一方で年功序列のぬるま湯で成長が止まったまま定年を迎える医師は契約更新できず、雇用条件を落とす必要がある。
結果として実力主義になっていくのでは。
ただ、医師の収入は元をたどると保険点数に依存しているので上限がある。
保険点数の改悪によって医師としての収入が下がってくるようなら、定年をひとつの区切りとして、医師以外の領域へ進出する選択肢も考慮するかもしれない。
フリーランスになるのもあり。
若い世代の医師は、情報収集能力が高く、臨床能力の成長が早いだけでなく、他領域へのアンテナも張っている印象。

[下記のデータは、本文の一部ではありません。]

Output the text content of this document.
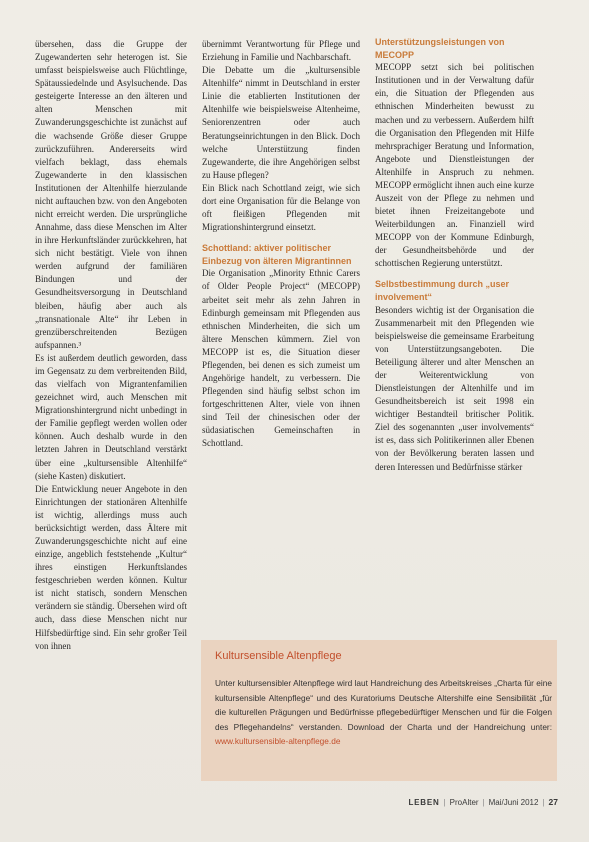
übersehen, dass die Gruppe der Zugewanderten sehr heterogen ist. Sie umfasst beispielsweise auch Flüchtlinge, Spätaussiedelnde und Asylsuchende. Das gesteigerte Interesse an den älteren und alten Menschen mit Zuwanderungsgeschichte ist zunächst auf die wachsende Größe dieser Gruppe zurückzuführen. Andererseits wird vielfach beklagt, dass ehemals Zugewanderte in den klassischen Institutionen der Altenhilfe hierzulande nicht auftauchen bzw. von den Angeboten nicht erreicht werden. Die ursprüngliche Annahme, dass diese Menschen im Alter in ihre Herkunftsländer zurückkehren, hat sich nicht bestätigt. Viele von ihnen werden aufgrund der familiären Bindungen und der Gesundheitsversorgung in Deutschland bleiben, häufig aber auch als „transnationale Alte“ ihr Leben in grenzüberschreitenden Bezügen aufspannen.³

Es ist außerdem deutlich geworden, dass im Gegensatz zu dem verbreitenden Bild, das vielfach von Migrantenfamilien gezeichnet wird, auch Menschen mit Migrationshintergrund nicht unbedingt in der Familie gepflegt werden wollen oder können. Auch deshalb wurde in den letzten Jahren in Deutschland verstärkt über eine „kultursensible Altenhilfe“ (siehe Kasten) diskutiert.

Die Entwicklung neuer Angebote in den Einrichtungen der stationären Altenhilfe ist wichtig, allerdings muss auch berücksichtigt werden, dass Ältere mit Zuwanderungsgeschichte nicht auf eine einzige, angeblich feststehende „Kultur“ ihres einstigen Herkunftslandes festgeschrieben werden können. Kultur ist nicht statisch, sondern Menschen verändern sie ständig. Übersehen wird oft auch, dass diese Menschen nicht nur Hilfsbedürftige sind. Ein sehr großer Teil von ihnen

übernimmt Verantwortung für Pflege und Erziehung in Familie und Nachbarschaft.

Die Debatte um die „kultursensible Altenhilfe“ nimmt in Deutschland in erster Linie die etablierten Institutionen der Altenhilfe wie beispielsweise Altenheime, Seniorenzentren oder auch Beratungseinrichtungen in den Blick. Doch welche Unterstützung finden Zugewanderte, die ihre Angehörigen selbst zu Hause pflegen?

Ein Blick nach Schottland zeigt, wie sich dort eine Organisation für die Belange von oft fleißigen Pflegenden mit Migrationshintergrund einsetzt.

Schottland: aktiver politischer Einbezug von älteren Migrantinnen

Die Organisation „Minority Ethnic Carers of Older People Project“ (MECOPP) arbeitet seit mehr als zehn Jahren in Edinburgh gemeinsam mit Pflegenden aus ethnischen Minderheiten, die sich um ältere Menschen kümmern. Ziel von MECOPP ist es, die Situation dieser Pflegenden, bei denen es sich zumeist um Angehörige handelt, zu verbessern. Die Pflegenden sind häufig selbst schon im fortgeschrittenen Alter, viele von ihnen sind Teil der chinesischen oder der südasiatischen Gemeinschaften in Schottland.

Unterstützungsleistungen von MECOPP

MECOPP setzt sich bei politischen Institutionen und in der Verwaltung dafür ein, die Situation der Pflegenden aus ethnischen Minderheiten bewusst zu machen und zu verbessern. Außerdem hilft die Organisation den Pflegenden mit Hilfe mehrsprachiger Beratung und Information, Angebote und Dienstleistungen der Altenhilfe in Anspruch zu nehmen. MECOPP ermöglicht ihnen auch eine kurze Auszeit von der Pflege zu nehmen und bietet ihnen Freizeitangebote und Weiterbildungen an. Finanziell wird MECOPP von der Kommune Edinburgh, der Gesundheitsbehörde und der schottischen Regierung unterstützt.

Selbstbestimmung durch „user involvement“

Besonders wichtig ist der Organisation die Zusammenarbeit mit den Pflegenden wie beispielsweise die gemeinsame Erarbeitung von Unterstützungsangeboten. Die Beteiligung älterer und alter Menschen an der Weiterentwicklung von Dienstleistungen der Altenhilfe und im Gesundheitsbereich ist seit 1998 ein wichtiger Bestandteil britischer Politik. Ziel des sogenannten „user involvements“ ist es, dass sich Politikerinnen aller Ebenen von der Bevölkerung beraten lassen und deren Interessen und Bedürfnisse stärker

Kultursensible Altenpflege

Unter kultursensibler Altenpflege wird laut Handreichung des Arbeitskreises „Charta für eine kultursensible Altenpflege“ und des Kuratoriums Deutsche Altershilfe eine Sensibilität „für die kulturellen Prägungen und Bedürfnisse pflegebedürftiger Menschen und für die Folgen des Pflegehandelns“ verstanden. Download der Charta und der Handreichung unter: www.kultursensible-altenpflege.de

LEBEN | ProAlter | Mai/Juni 2012 | 27
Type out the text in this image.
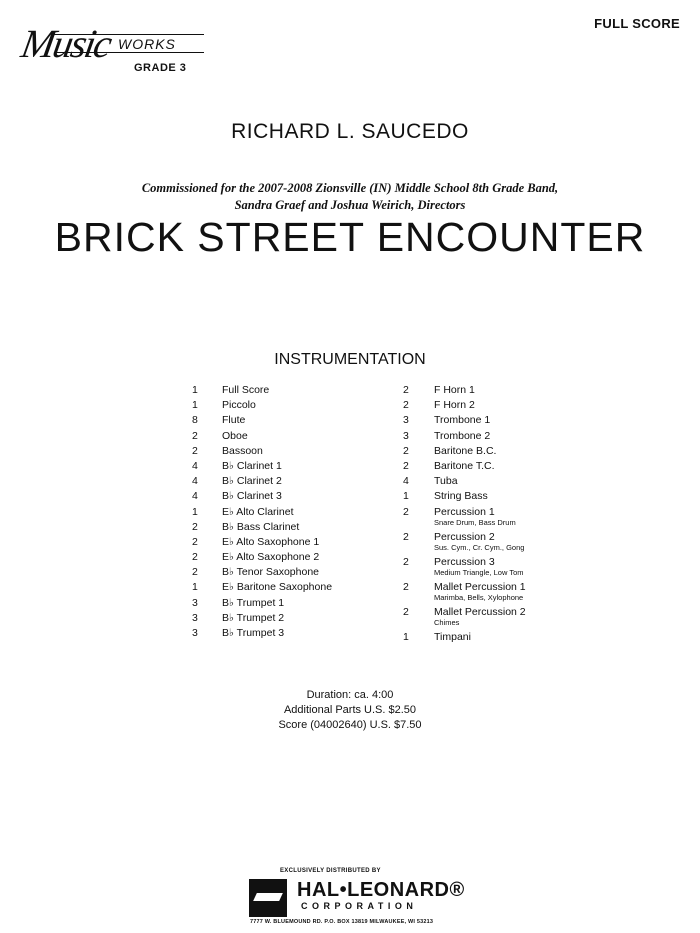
Music WORKS
GRADE 3
FULL SCORE
RICHARD L. SAUCEDO
Commissioned for the 2007-2008 Zionsville (IN) Middle School 8th Grade Band,
Sandra Graef and Joshua Weirich, Directors
BRICK STREET ENCOUNTER
INSTRUMENTATION
1	Full Score
1	Piccolo
8	Flute
2	Oboe
2	Bassoon
4	B♭ Clarinet 1
4	B♭ Clarinet 2
4	B♭ Clarinet 3
1	E♭ Alto Clarinet
2	B♭ Bass Clarinet
2	E♭ Alto Saxophone 1
2	E♭ Alto Saxophone 2
2	B♭ Tenor Saxophone
1	E♭ Baritone Saxophone
3	B♭ Trumpet 1
3	B♭ Trumpet 2
3	B♭ Trumpet 3
2	F Horn 1
2	F Horn 2
3	Trombone 1
3	Trombone 2
2	Baritone B.C.
2	Baritone T.C.
4	Tuba
1	String Bass
2	Percussion 1
Snare Drum, Bass Drum
2	Percussion 2
Sus. Cym., Cr. Cym., Gong
2	Percussion 3
Medium Triangle, Low Tom
2	Mallet Percussion 1
Marimba, Bells, Xylophone
2	Mallet Percussion 2
Chimes
1	Timpani
Duration: ca. 4:00
Additional Parts U.S. $2.50
Score (04002640) U.S. $7.50
EXCLUSIVELY DISTRIBUTED BY
HAL•LEONARD®
CORPORATION
7777 W. BLUEMOUND RD. P.O. BOX 13819 MILWAUKEE, WI 53213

さらに、身を粉にしてでも医療に尽くす、というマッチョな思想よりは、QOLも念頭にライフスタイルを考えている方が多いように感じる。
育った時代が違うから、思想が違うのも当然。
医療以外の収入源についての情報が入ってきやすい時代では、危機感をもって(あるいは当然のこととして)勉強すると思う。
そんな世代からみて医療現場が魅力的に映るかどうか、というのも定年を迎えた医師がどんな選択をするのか予想するうえで大事な視点だと思う。
定年を引き下げる影響について思うことをまとめるなら、
- 実力社会になり、提供できる価値によって明暗が分かれる
- フリーランスが増えて社会保障制度としてはピンチかも
そんなところでしょうか。
まあ、やってみなきゃわかりませんが。